Minimally, a Minor Civil Dispute Application filed by a law firm in QCAT, seeking to recover legal fees as a debt or liquidated demand, will need to annex the following material:
A solicitor’s affidavit annexing:
1. Any applicable costs agreement, or the relevant scale of costs, or the basis for calculation of fair and reasonable costs (s319 LP Act);
2. Evidence indicating that a legal costs bill has been served, and that at least 30 days have passed (s329 LP Act);
3. A copy of the legal costs bill, which complies with s330 of the LP Act; and
4. Evidence indicating that a “Notification of client’s rights” has been served (s331 LP Act).
It is worth noting that a client may apply to QCAT to set aside a costs agreement that is not fair or reasonable (s328 (1) and (1A)). These provisions are not, however, applicable here.
On the evidence before QCAT, it is unclear whether ML Solicitors have complied with the provisions of the LP Act before commencing the application that led to the default decision. It may be that these matters have inadvertently been omitted from ML Solicitors’ material, as the nexus between recovery of legal fees in QCAT and the LP Act has not yet been traversed in a QCAT decision.
In consideration of my having been satisfied that ML Solicitors has established that Mr Morales was served with the originating application in this matter, I think it appropriate to provide ML Solicitors with an opportunity to indicate whether it complied with the provisions of the LP Act before commencing the application, prior to making a final determination with respect to Mr Morales’ Application to have the default decision set aside.
This further material will be helpful to the Tribunal in determining whether the default decision was made following ML Solicitor’s full compliance with the conditions precedent to making an application to recover legal fees in QCAT; or whether it has been entered following an irregularity in complying with the LP Act and should therefore be set aside.
Judge F Kingham, Deputy President
I have had the advantage of reading the reasons prepared by Dr Cullen Mandikos in this appeal. I agree with the reasons and orders set out.
The Respondent will be given the opportunity to establish compliance with the requirements of the Legal Profession Act 2007 (Qld). If it is able to do so, the decision obtained by default should stand, there being no other ground for disturbing it. If the Respondent cannot establish compliance the matter should be remitted for further hearing.
Orders
The default decision of QCAT in Cairns Claim 183/10 is amended to reflect that the respondent is appropriately named “Cristobal Murillo Morales”.

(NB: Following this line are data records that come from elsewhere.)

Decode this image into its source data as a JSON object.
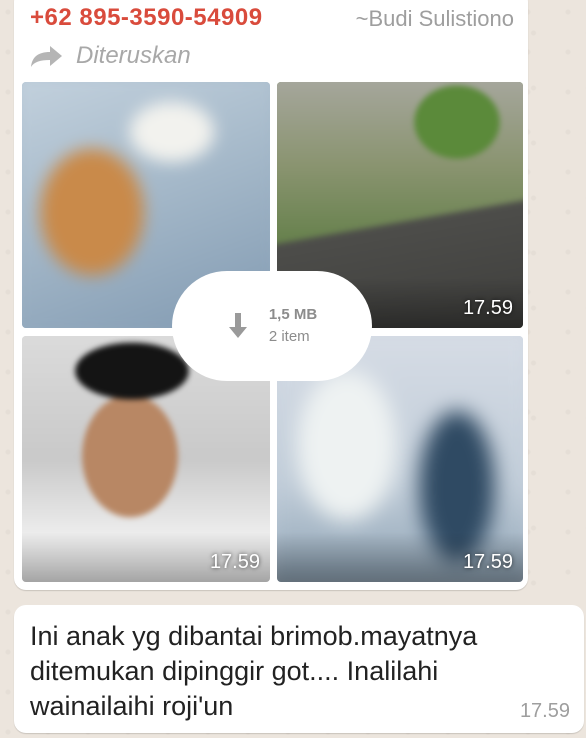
{
  "sender": {
    "phone": "+62 895-3590-54909",
    "name": "~Budi Sulistiono"
  },
  "forwarded_label": "Diteruskan",
  "album": {
    "download": {
      "size": "1,5 MB",
      "count": "2 item"
    },
    "thumbs": [
      {
        "time": ""
      },
      {
        "time": "17.59"
      },
      {
        "time": "17.59"
      },
      {
        "time": "17.59"
      }
    ]
  },
  "message": {
    "text": "Ini anak yg dibantai brimob.mayatnya ditemukan dipinggir got.... Inalilahi wainailaihi roji'un",
    "time": "17.59"
  },
  "colors": {
    "sender": "#d94b3c",
    "bubble": "#ffffff",
    "wallpaper": "#ece5dd"
  },
  "icons": {
    "forward": "forward-arrow-icon",
    "download": "download-arrow-icon"
  }
}
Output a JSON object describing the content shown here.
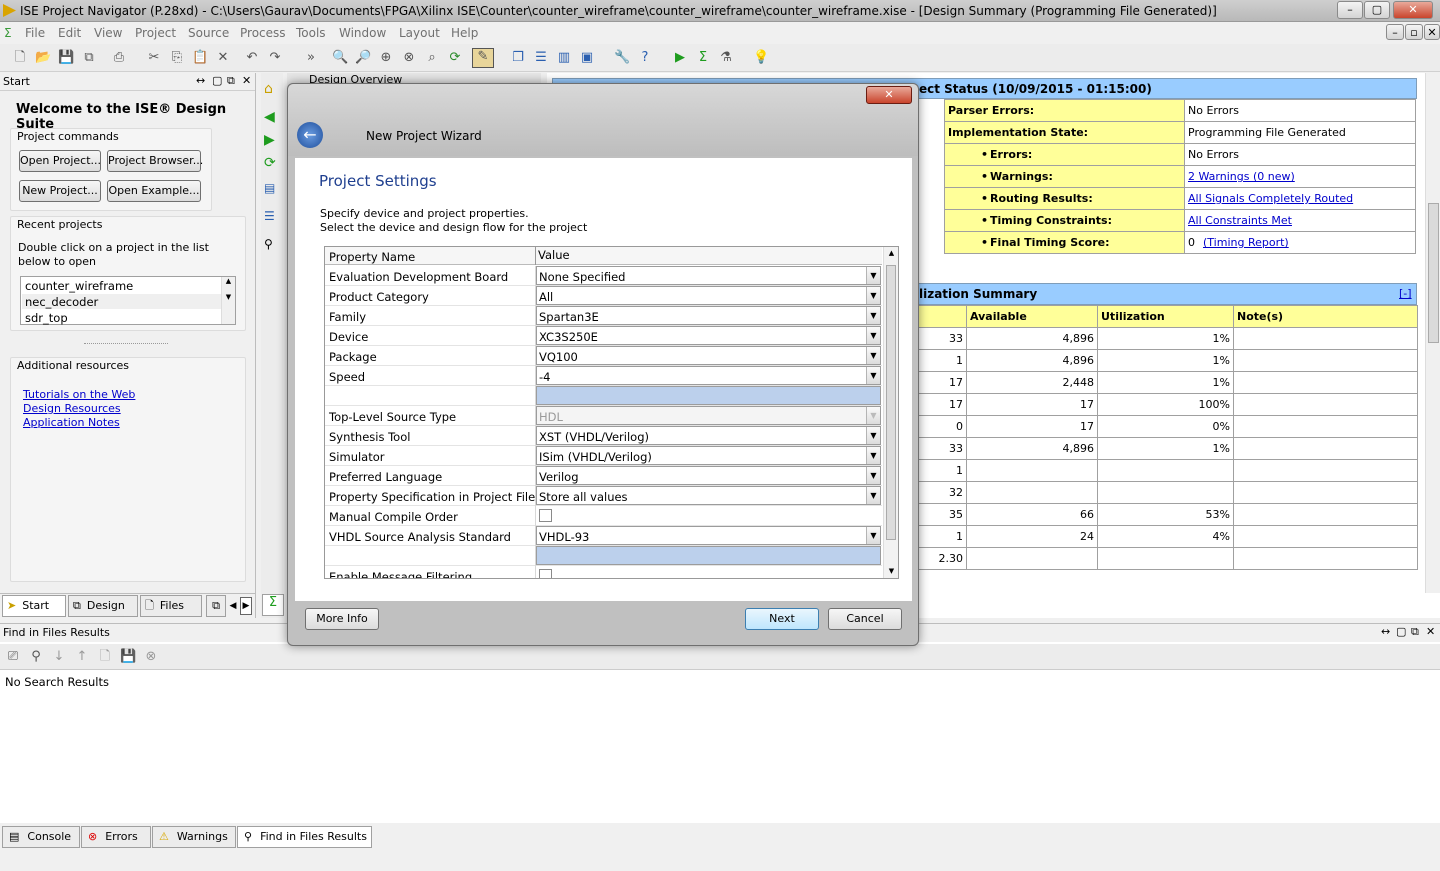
{
  "window": {
    "title": "ISE Project Navigator (P.28xd) - C:\\Users\\Gaurav\\Documents\\FPGA\\Xilinx ISE\\Counter\\counter_wireframe\\counter_wireframe\\counter_wireframe.xise - [Design Summary (Programming File Generated)]"
  },
  "menu": [
    "File",
    "Edit",
    "View",
    "Project",
    "Source",
    "Process",
    "Tools",
    "Window",
    "Layout",
    "Help"
  ],
  "start_panel": {
    "title": "Start",
    "welcome": "Welcome to the ISE® Design Suite",
    "project_commands": "Project commands",
    "btn_open_project": "Open Project...",
    "btn_project_browser": "Project Browser...",
    "btn_new_project": "New Project...",
    "btn_open_example": "Open Example...",
    "recent_projects": "Recent projects",
    "recent_hint": "Double click on a project in the list below to open",
    "recent_list": [
      "counter_wireframe",
      "nec_decoder",
      "sdr_top"
    ],
    "additional_resources": "Additional resources",
    "links": [
      "Tutorials on the Web",
      "Design Resources",
      "Application Notes"
    ],
    "tabs": [
      "Start",
      "Design",
      "Files"
    ]
  },
  "design_overview": {
    "title": "Design Overview"
  },
  "summary": {
    "status_header": "ect Status (10/09/2015 - 01:15:00)",
    "rows": [
      {
        "label": "Parser Errors:",
        "value": "No Errors",
        "link": false,
        "bullet": false
      },
      {
        "label": "Implementation State:",
        "value": "Programming File Generated",
        "link": false,
        "bullet": false
      },
      {
        "label": "Errors:",
        "value": "No Errors",
        "link": false,
        "bullet": true
      },
      {
        "label": "Warnings:",
        "value": "2 Warnings (0 new)",
        "link": true,
        "bullet": true
      },
      {
        "label": "Routing Results:",
        "value": "All Signals Completely Routed",
        "link": true,
        "bullet": true
      },
      {
        "label": "Timing Constraints:",
        "value": "All Constraints Met",
        "link": true,
        "bullet": true
      },
      {
        "label": "Final Timing Score:",
        "value": "0",
        "extra": "(Timing Report)",
        "link": false,
        "bullet": true
      }
    ],
    "util_header": "lization Summary",
    "collapse": "[-]",
    "util_cols": [
      "Available",
      "Utilization",
      "Note(s)"
    ],
    "util_rows": [
      [
        "33",
        "4,896",
        "1%"
      ],
      [
        "1",
        "4,896",
        "1%"
      ],
      [
        "17",
        "2,448",
        "1%"
      ],
      [
        "17",
        "17",
        "100%"
      ],
      [
        "0",
        "17",
        "0%"
      ],
      [
        "33",
        "4,896",
        "1%"
      ],
      [
        "1",
        "",
        ""
      ],
      [
        "32",
        "",
        ""
      ],
      [
        "35",
        "66",
        "53%"
      ],
      [
        "1",
        "24",
        "4%"
      ],
      [
        "2.30",
        "",
        ""
      ]
    ]
  },
  "find_panel": {
    "title": "Find in Files Results",
    "no_results": "No Search Results"
  },
  "bottom_tabs": [
    "Console",
    "Errors",
    "Warnings",
    "Find in Files Results"
  ],
  "dialog": {
    "wizard_title": "New Project Wizard",
    "heading": "Project Settings",
    "desc1": "Specify device and project properties.",
    "desc2": "Select the device and design flow for the project",
    "col_name": "Property Name",
    "col_value": "Value",
    "rows": [
      {
        "name": "Evaluation Development Board",
        "value": "None Specified",
        "type": "dd"
      },
      {
        "name": "Product Category",
        "value": "All",
        "type": "dd"
      },
      {
        "name": "Family",
        "value": "Spartan3E",
        "type": "dd"
      },
      {
        "name": "Device",
        "value": "XC3S250E",
        "type": "dd"
      },
      {
        "name": "Package",
        "value": "VQ100",
        "type": "dd"
      },
      {
        "name": "Speed",
        "value": "-4",
        "type": "dd"
      },
      {
        "name": "",
        "value": "",
        "type": "sep"
      },
      {
        "name": "Top-Level Source Type",
        "value": "HDL",
        "type": "dis"
      },
      {
        "name": "Synthesis Tool",
        "value": "XST (VHDL/Verilog)",
        "type": "dd"
      },
      {
        "name": "Simulator",
        "value": "ISim (VHDL/Verilog)",
        "type": "dd"
      },
      {
        "name": "Preferred Language",
        "value": "Verilog",
        "type": "dd"
      },
      {
        "name": "Property Specification in Project File",
        "value": "Store all values",
        "type": "dd"
      },
      {
        "name": "Manual Compile Order",
        "value": "",
        "type": "chk"
      },
      {
        "name": "VHDL Source Analysis Standard",
        "value": "VHDL-93",
        "type": "dd"
      },
      {
        "name": "",
        "value": "",
        "type": "sep"
      },
      {
        "name": "Enable Message Filtering",
        "value": "",
        "type": "chk"
      }
    ],
    "btn_more_info": "More Info",
    "btn_next": "Next",
    "btn_cancel": "Cancel",
    "close": "✕"
  }
}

The Respondent, Murray Lyons Solicitors (a firm), must file in the Tribunal and serve on the Appellant, Mr Christobal Murillo Morales, an affidavit exhibiting material which establishes compliance with Chapter 3, Part 3.4 of the Legal Profession Act 2007 (Qld) by 3 December 2010.
If the Respondent does not comply with Order 2 above, the default decision will be set aside and the matter remitted for hearing by QCAT in Cairns.
If the Respondent does comply with Order 2 above, the Application to set aside the decision in default will be dismissed.